Невесть как Томашу удалось увернуться, и вязкий зеленый плевок с омерзительным звуком расплескался по оконному стеклу. Пани Божена, кажется, намеревалась плюнуть еще раз, но ее супруг довершил начатое. Зараженная, прощально взмахнув руками, пропала из виду, а через долю секунды до Томаша донесся громкий шлепок тела об асфальт вперемешку с хрустом позвоночника — Божена воткнулась головой в землю, превратив каркас, на котором полвека держались мышцы и мясо, в разбитое крошево. Ему не хватило смелости выглянуть и посмотреть, что осталось от соседки, хотя, учитывая, как она летела, зрелище в любом случае обещало быть пренеприятным.
Все, хватит. Томаш вернулся в квартиру и закрыл балконную дверь на засов, задернул обратно занавеску. Недосып и стресс вдруг разом решили заявить о себе и устроить бунт. Даже курить как-то расхотелось. Без сил Томаш обрушился на диван. Вставать чертовски не хотелось, глаза упрямо смыкались. Ну, еще минутку, что ж такое-то.
Собрав остатки воли, Томаш добрался до комнаты матери. Та сидела на кровати, закутанная в теплый зеленый халат — обычно она носила его зимой, когда было холодно. В ее руке был телефон, а рядом на одеяле покоилась раскрытая книга.
— Я звонила отцу, — прошептала она. — Еле связались с ним. Их корабль в Норвегии, порт закрыли. Никого не выпускают и не впускают.
— И что он там делает?
— Говорит, что будут ждать.
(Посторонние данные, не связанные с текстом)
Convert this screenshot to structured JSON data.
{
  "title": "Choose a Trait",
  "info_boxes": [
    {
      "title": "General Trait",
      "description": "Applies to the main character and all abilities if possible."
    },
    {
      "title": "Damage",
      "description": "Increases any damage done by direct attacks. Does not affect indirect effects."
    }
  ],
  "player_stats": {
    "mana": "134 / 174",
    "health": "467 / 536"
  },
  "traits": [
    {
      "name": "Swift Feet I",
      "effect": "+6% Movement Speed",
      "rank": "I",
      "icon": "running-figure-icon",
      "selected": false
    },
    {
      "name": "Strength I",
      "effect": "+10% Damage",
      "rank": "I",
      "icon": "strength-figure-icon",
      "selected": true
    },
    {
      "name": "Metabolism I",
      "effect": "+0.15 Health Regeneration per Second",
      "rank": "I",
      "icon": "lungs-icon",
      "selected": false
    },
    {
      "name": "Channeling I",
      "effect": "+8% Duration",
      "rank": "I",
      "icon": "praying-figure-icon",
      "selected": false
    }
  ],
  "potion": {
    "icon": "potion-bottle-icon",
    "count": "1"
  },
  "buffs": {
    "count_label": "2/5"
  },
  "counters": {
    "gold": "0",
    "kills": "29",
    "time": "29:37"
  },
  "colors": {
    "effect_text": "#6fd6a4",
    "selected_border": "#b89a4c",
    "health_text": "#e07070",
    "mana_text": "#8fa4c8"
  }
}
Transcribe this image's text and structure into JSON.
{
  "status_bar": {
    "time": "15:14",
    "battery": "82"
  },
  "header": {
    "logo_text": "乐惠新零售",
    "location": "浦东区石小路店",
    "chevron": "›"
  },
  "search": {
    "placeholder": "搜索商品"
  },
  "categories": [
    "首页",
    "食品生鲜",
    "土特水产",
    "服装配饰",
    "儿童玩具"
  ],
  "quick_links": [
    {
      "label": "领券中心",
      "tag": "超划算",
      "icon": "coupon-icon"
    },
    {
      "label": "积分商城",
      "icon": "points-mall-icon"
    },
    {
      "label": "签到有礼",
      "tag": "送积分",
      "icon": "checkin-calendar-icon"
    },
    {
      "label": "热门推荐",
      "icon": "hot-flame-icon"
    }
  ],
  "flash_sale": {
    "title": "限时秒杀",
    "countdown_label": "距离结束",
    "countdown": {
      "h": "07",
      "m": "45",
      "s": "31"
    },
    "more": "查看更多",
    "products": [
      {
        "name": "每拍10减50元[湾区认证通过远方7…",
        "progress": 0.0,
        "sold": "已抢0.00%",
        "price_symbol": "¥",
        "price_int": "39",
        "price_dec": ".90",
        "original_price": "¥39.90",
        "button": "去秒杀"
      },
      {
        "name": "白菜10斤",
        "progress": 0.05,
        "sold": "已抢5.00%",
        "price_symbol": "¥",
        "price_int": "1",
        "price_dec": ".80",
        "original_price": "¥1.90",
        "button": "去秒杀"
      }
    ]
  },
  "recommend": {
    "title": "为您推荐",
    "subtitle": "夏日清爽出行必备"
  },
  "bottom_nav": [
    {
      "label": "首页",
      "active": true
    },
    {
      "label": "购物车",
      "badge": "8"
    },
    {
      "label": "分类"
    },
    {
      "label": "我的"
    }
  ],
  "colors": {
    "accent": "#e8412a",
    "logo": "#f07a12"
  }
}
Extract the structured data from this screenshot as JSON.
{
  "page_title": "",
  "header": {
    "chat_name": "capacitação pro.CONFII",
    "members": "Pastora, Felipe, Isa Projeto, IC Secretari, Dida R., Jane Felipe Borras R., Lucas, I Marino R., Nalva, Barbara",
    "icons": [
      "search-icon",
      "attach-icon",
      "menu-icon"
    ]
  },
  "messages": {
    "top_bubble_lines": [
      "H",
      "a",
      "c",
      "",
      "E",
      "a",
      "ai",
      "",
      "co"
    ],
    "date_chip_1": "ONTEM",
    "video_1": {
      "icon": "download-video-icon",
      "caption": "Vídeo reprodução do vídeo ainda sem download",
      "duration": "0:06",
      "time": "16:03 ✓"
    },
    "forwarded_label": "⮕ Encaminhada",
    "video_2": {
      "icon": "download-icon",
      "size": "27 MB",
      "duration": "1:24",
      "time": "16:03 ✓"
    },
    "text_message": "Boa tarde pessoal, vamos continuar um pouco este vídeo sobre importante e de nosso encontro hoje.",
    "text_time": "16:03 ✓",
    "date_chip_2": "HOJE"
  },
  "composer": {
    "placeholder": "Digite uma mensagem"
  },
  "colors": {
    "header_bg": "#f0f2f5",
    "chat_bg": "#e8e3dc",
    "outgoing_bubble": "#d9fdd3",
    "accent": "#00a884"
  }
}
Им кажется, что скоро все запреты снимут — некому будет контролировать порты — и тогда моряки разбегутся по домам. Так что он рассчитывает вернуться сюда совсем скоро. Томек, что там такое случилось?
— Да неважно. Мама, слушай, — Томаш сел на кровать. — Мне нужно тебе кое-что сказать.
— Да? — мать, кажется, уже знала, что услышит.
Томаш никогда не разговаривал с родителями в таком уважительном тоне, никогда не проявлял своей любви к ним, ну, разве что в детстве. Поэтому, различив нежные, успокаивающие нотки в голосе сына, совершенно ей не знакомые, Барбара сразу поняла, чего он хочет. Она бы все отдала за то, чтобы догадки так и остались догадками, но, увы, Томаш сказал именно то, чего она боялась.
— У нас нет никаких запасов. Ни еды, ни оружия, ни даже лекарств — много ли у тебя сердечных капель осталось? Дальше будет хуже, мам. Мне надо действовать сейчас. Я должен оставить тебя ненадолго — но клянусь, я вернусь очень быстро, и все будет хорошо. Я принесу еды, проверю аптеку, раздобуду пистолет, или ружье, или что-то еще, безоружными мы пропадем.